Some of Steven Greathouse’s best holiday memories revolve around watching the film “White Christmas” by the fire with his family.
“That’s especially important since this is my first year being away from home,” said Greathouse, speaking by phone from Decatur, Ill., where he is a freshman vocal performance major at Millikin University.
The 2012 Columbus North High School graduate and baritone will croon “White Christmas” at Sunday’s pair of “Home For the Holidays” concerts with the Columbus Indiana Philharmonic.
Forget the fact that Sunday’s forecast says the temperature could reach the unseasonable mid-50s. Indoors, Greathouse is determined to usher in considerable holiday cheer. He asks only that listeners allow him to bypass any Bing Crosby impersonation.
“It’s a lot of pressure,” he said. “And there’s a lot to live up to with this. But the first thing I do when I sing any song, whether it’s Broadway or a classic, is I dissect the text and decide how it personally affects me.
“And the way I’m singing this is very simplistic.”
Greathouse’s weekend appearance is by virtue of being the winner of the 2012 Anna Newell Brown Award for Vocal Excellence competition. The orchestra regularly invites the instrumental and vocal winner of the Brown Music Scholarships competition to play at the ensemble’s holiday performances.
Hiroki Kato, the other winner, remembers his saxophone lessons when he arrived in Columbus five years ago from his native Japan. He knew almost no English when he arrived.
“I sometimes couldn’t understand a word people were saying to me,” he said.
On Sunday, Kato will rely on music’s universal language when he performs “Have Yourself a Merry Little Christmas” on the saxophone. He laughed when asked about the chance to perform before a potential audience of 2,000 people.
“I just can’t stop smiling,” he said, speaking by phone from Ohio’s Bowling Green State University, where he is a music performance major on full scholarship.
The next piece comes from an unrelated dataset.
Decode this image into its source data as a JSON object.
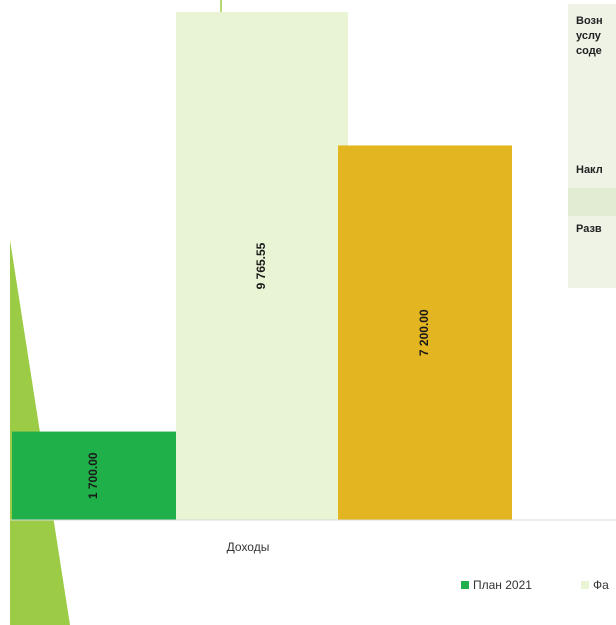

Yet, to hear him speak, he sounds as if he is majoring in humility.
“I love college, because all the other music students are better than me,” Kato said. “So I am learning so much from them.”
Besides homegrown talent, Sunday’s concerts will highlight a cast of holiday characters, such as Jesus, Amahl, Frosty the Snowman and Santa. Also, the Columbus Indiana Children’s Choir will offer seasonal favorites, “The Holly and the Ivy,” “Arruru” and a medley of the “Festive Sounds of Hanukkah.”